Divergent approaches to treating Ebola

How to deal with the Ebola outbreak in West Africa seems to be splitting bioethicists.

How to deal with the Ebola outbreak in West Africa seems to be splitting bioethicists. Some applaud the World Health Organisation’s recent decision to allow experimental drugs to be released “for compassionate use”. For Arthur Caplan, of New York University Langone Medical Center, this seems to be the right decision:

“In a plague that kills 90% of its African victims complaints about unwarranted exploitative research seem a bit ridiculous even against a long history of misuse and abuse of poor desperate persons in poor African nations.”

However, bioethicists Ezekiel Emanuel, of the University of Pennsylvania, and Annette Rid, of King’s College London, want to be a bit more restrictive about “compassionate use” and believe that experimental drugs are not the main way to beat the disease. In an article in The Lancet, they write:

“Adoption of containment measures with a view to strengthen health systems and infrastructure is the most effective way to curb this epidemic and prevent future ones; it has positive externalities for health promotion and offers fair benefits to communities who engage in research in this outbreak. Experimental Ebola treatments or vaccines should only be deployed in clinical trials.”
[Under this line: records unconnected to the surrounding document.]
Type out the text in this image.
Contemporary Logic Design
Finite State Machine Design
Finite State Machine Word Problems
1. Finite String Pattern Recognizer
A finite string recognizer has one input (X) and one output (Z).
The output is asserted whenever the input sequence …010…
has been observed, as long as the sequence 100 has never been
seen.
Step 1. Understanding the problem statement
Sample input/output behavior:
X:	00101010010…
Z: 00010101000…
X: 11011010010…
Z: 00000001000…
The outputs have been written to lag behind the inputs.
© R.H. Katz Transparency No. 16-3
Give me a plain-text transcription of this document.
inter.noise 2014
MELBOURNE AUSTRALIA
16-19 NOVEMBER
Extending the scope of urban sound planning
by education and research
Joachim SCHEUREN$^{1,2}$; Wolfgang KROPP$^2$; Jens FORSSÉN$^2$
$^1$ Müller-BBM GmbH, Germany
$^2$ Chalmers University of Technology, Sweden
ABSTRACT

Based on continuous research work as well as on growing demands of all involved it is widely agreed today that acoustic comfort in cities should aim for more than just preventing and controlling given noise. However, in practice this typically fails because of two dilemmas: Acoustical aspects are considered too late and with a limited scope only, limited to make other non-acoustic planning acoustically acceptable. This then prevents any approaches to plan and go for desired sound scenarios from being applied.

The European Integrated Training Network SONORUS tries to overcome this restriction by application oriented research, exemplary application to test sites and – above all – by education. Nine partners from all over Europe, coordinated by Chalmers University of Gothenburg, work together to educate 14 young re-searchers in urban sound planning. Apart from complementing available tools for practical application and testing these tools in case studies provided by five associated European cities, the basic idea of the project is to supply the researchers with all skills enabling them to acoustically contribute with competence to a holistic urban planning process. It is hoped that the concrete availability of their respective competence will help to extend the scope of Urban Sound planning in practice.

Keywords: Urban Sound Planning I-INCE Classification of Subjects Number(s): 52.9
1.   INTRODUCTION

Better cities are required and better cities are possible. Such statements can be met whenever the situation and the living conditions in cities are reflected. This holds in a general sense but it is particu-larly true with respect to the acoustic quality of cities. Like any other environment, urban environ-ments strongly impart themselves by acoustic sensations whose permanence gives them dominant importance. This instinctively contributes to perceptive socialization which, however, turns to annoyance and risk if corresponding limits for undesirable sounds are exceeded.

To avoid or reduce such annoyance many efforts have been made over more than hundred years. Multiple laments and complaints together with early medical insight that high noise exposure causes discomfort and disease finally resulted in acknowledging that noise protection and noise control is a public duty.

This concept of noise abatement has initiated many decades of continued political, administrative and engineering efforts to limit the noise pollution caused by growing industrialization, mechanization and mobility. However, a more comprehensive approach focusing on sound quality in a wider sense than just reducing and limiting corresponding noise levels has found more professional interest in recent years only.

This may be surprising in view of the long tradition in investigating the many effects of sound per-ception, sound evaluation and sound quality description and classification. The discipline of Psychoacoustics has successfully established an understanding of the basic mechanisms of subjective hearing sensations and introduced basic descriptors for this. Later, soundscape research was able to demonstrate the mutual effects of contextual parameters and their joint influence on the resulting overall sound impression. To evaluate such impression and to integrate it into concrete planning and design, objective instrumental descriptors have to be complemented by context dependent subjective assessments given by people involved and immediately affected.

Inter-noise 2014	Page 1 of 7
One reason for being restrictive is that untested drugs could actually be dangerous. They say:

“irrespective of hope, we need to be realistic. The distance between preclinical promise and clinical use is vast and littered with failed compounds. Only 10% of new molecular entities succeed from the point of preclinical candidate selection to commercial launch. Although promising in non-human primates, there is no reason to believe that the experimental Ebola interventions will be more successful. In other words, it is more likely than not that the interventions will not improve or save patients, and might even weaken them as they battle a life-threatening disease.”

They also believe that lessons should be learned from the Ebola epidemic about how to strengthen health systems in these impoverished countries. In the long run, this is what will save lives:

“Although Ebola’s rapid spread and high rate of mortality capture our attention, the disease needs to be put into perspective. Cumulatively in the past four decades, Ebola has claimed less than 3000 lives. By contrast, the death toll in sub-Saharan Africa was 547 322 from diarrhoeal diseases and 222 767 from pneumococcal pneumonia in 2010 alone; many of these deaths could have been prevented through access to basic health care, including cheap vaccines, and improved sanitation. Thus, strengthening of health systems and infrastructure will have positive externalities for health promotion after this epidemic subsides.”